The "stretched" wheelbase does mean that the passenger cabin is significantly roomier. Wider doors make getting into the back of the vehicle, even all the way to the third row seats, a snap. The LR3s seats and seating position, even for third row passengers is among the very best of any midsize SUV. Third row seats fold flat, as do second row seats creating a large and flat floored cargo area. A plethora of electronic entertainment options are available for all seating positions.
The inside is still "Discovery like". The dash and center control tower have been freshened and feature a few control knobs borrowed from Range Rover. The cabin is a bit roomier and thanks to the 2 large sun roofs (in the LHE edition) remains amongst the airiest of any SUV. The larger cabin means that there's now room for 7 adults. Yes, the rearmost seats are adult size. The details we miss the most are the warmth of the wood trim on the dash, and the alpine windows (they had to go to make room for the side-curtain air bags).
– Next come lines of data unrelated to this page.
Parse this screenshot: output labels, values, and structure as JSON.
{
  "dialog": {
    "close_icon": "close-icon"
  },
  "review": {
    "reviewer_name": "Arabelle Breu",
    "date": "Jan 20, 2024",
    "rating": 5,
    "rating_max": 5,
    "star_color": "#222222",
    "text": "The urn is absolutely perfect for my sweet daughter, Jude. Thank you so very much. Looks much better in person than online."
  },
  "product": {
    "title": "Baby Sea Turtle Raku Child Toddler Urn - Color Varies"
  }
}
From its birth in 1989, the Discovery has always polarized public opinion. There are those who have never liked the boxy shape, the two level roof, the alpine windows, and there are those who fell in love with this unique and unmistakable shape. Whether you liked it or not, Discovery looked like no other vehicle. It is a shape that to us conveys quirkiness and self assurance. Discovery was not afraid to go it alone, to be different, to stand above the sea of mini-van looking SUVs (Hummers and G-Wagons excepted). There was a reason behind the Discovery's shape and not just market research or fashion trends. And we appreciated this purposefulness and utility. Our initial "gut" reaction to the LR3 is that it has lost some of its predecessor's uniqueness and strength of character.
Looking back at our notes from the LR3 introduction we noticed we wrote "like Range Rover" quite a few times. At the time, it was meant as a compliment, but now we are not so sure. And perhaps this is our biggest disappointment with Solihull's latest. The LR3 is in fact like the Range Rover, except it isn't a Range Rover.
In the weeks to come we'll get behind the wheel of LR3, both on and off road and will see if Solihull's latest is, down deep, The Best 4x4x Far.